Of course, kids don’t always like repetition. Whatever they are watching has to be complex enough to allow, upon repeated exposure, for deeper and deeper levels of comprehension. At the same time, it can’t be so complex that the first time around it baffles the children and turns them off. In order to strike this balance, Blue’s Clues engages in much of the same kind of research as Sesame Street—but at a far more intense level. Where Sesame Street tests a given show only once—and after it’s completed—Blue’s Clues tests shows three times before they go on the air. And while Sesame Street will typically only test a third of its episodes, Blue’s Clues tests them all.

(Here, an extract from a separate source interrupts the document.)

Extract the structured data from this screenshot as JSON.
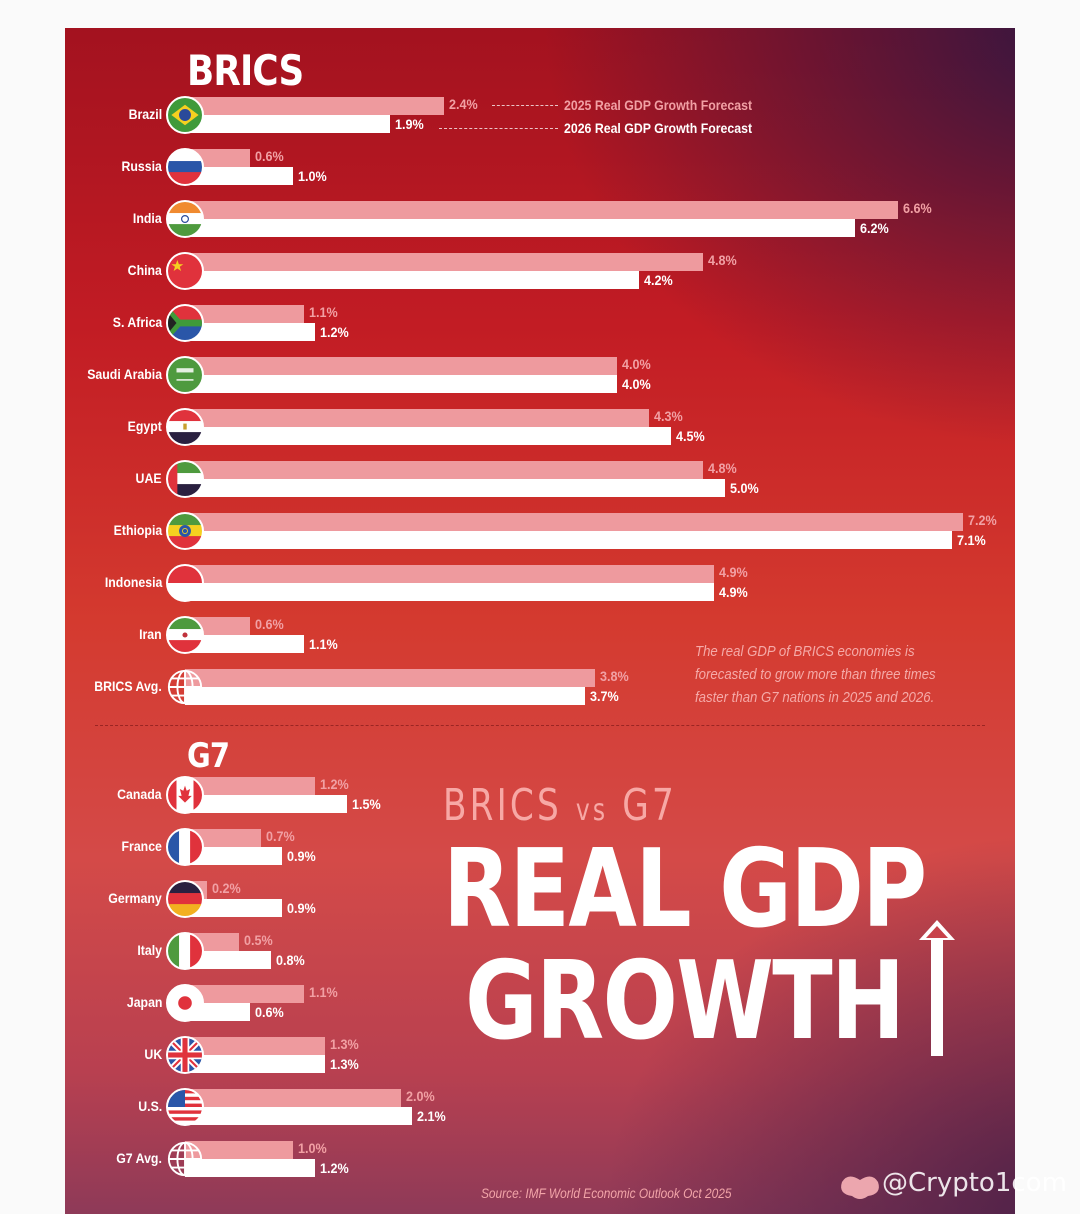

I accompanied the Blue’s Clues research team on one of their weekly excursions to talk to preschoolers. They were led by Alice Wilder, director of research for the show, a lively dark haired woman who had just finished her doctorate in education at Columbia University. With her were two others, both women in their early twenties—Alison Gilman and Allison Sherman. On the morning that I joined them they were testing a proposed script at a preschool in Greenwich Village.